Introduction/Background Anastomotic leak remains the main concern after colorectal anastomosis in ovarian cancer. Our objective was to compare the use of three different management approaches after colorectal resection and anastomosis in patients with ovarian cancer.

Methodology Patients who underwent colorectal resection during cytoreduction for FIGO stage II–IV ovarian cancer were identified (n 273). Those with terminal colostomy were excluded (n 22).

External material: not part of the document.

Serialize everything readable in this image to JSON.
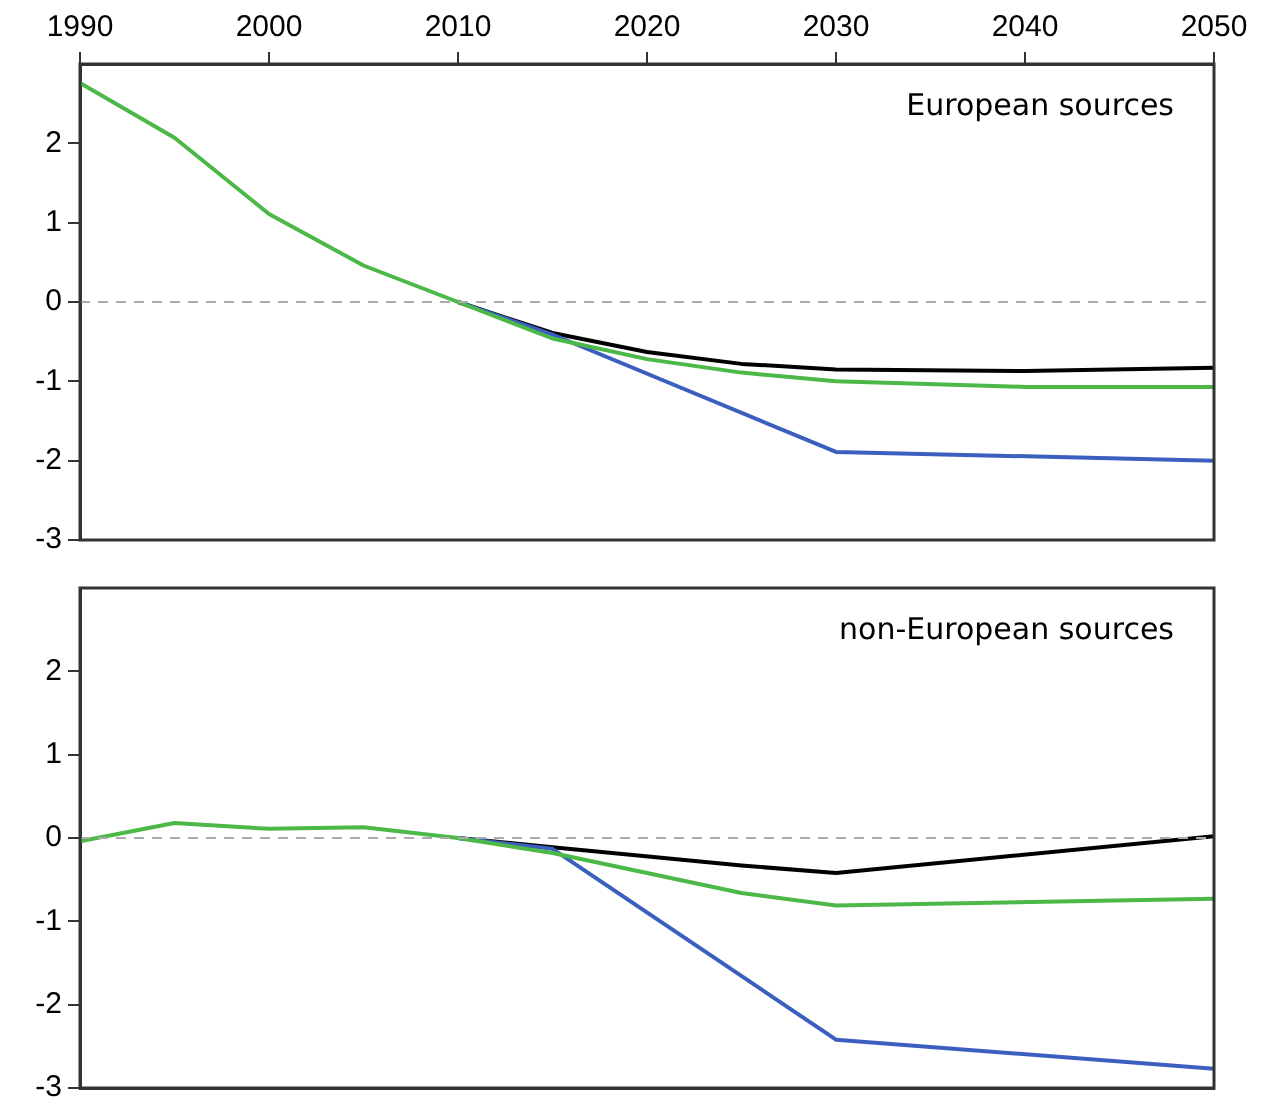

We compared 2 time periods with different diversion stoma policy: non-restrictive stoma use (2010–2018) vs restrictive stoma use (2018–2023) for colorectal anastomosis protection.

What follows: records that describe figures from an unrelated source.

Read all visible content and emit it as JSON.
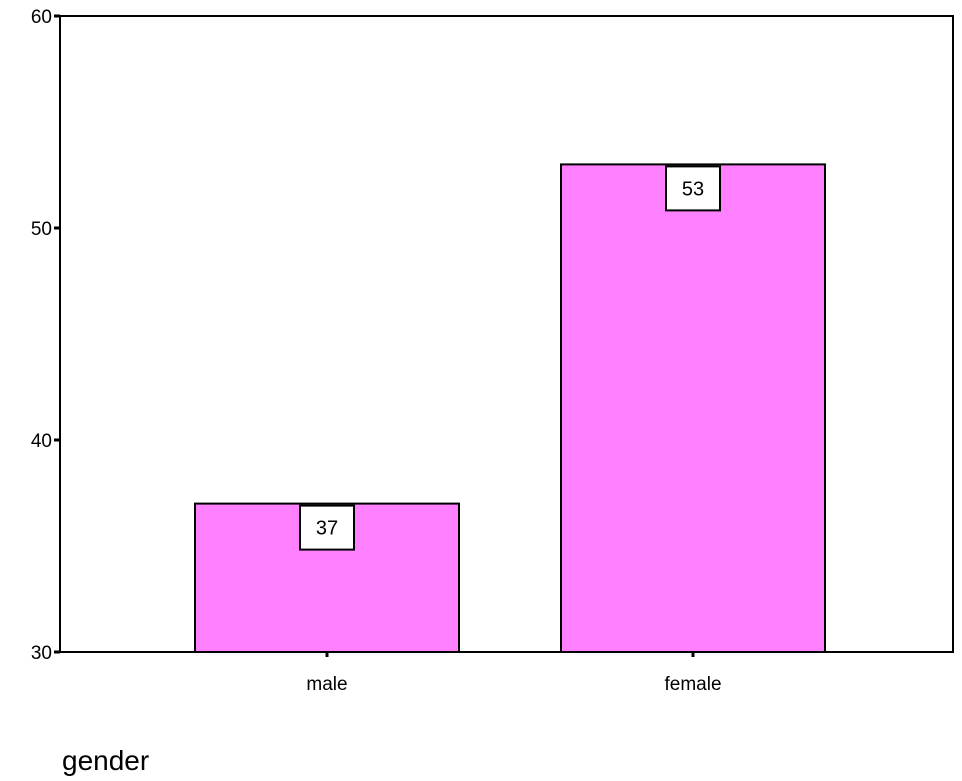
{
  "chart_data": {
    "type": "bar",
    "title": "",
    "xlabel": "gender",
    "ylabel": "",
    "categories": [
      "male",
      "female"
    ],
    "values": [
      37,
      53
    ],
    "data_labels": [
      "37",
      "53"
    ],
    "ylim": [
      30,
      60
    ],
    "yticks": [
      30,
      40,
      50,
      60
    ],
    "ytick_labels": [
      "30",
      "40",
      "50",
      "60"
    ],
    "grid": false,
    "legend": "none",
    "colors": {
      "bar_fill": "#ff80ff",
      "bar_stroke": "#000000",
      "axis": "#000000",
      "label_box_fill": "#ffffff"
    }
  }
}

Univariate analyses were performed for qualitative variables by using the χ2 test or Fisher’s test.

Results A total of 252 patients were identified: 133 (52.7%) in the non-restrictive group and 119 (47.3%) in the restrictive group. The rate of procedures per year was 16.6/yy for the non restrictive group vs 24.8/yy for the restrictive group. There was no differences in the rate of anastomotic leak between both groups (5.2% vs 3.3%; p=0.117). Regarding the the approach followed after colorectal anastomosis, patients were stratified into three groups. Statistic differences were found in the rate of conservative management and observation (55%vs11%; p< 0.00001), diverting ileostomy (13%vs6%; p< 0.00001) and ghost ileostomy technique (32%vs83%; p< 0.00001).

Abstract #340 Table 1

Conclusion The implementation of a restrictive stoma policy based on the use of ghost ileostomy leads to a decrease in the use of diversion ileostomy without increasing the rate of anastomotic leakage.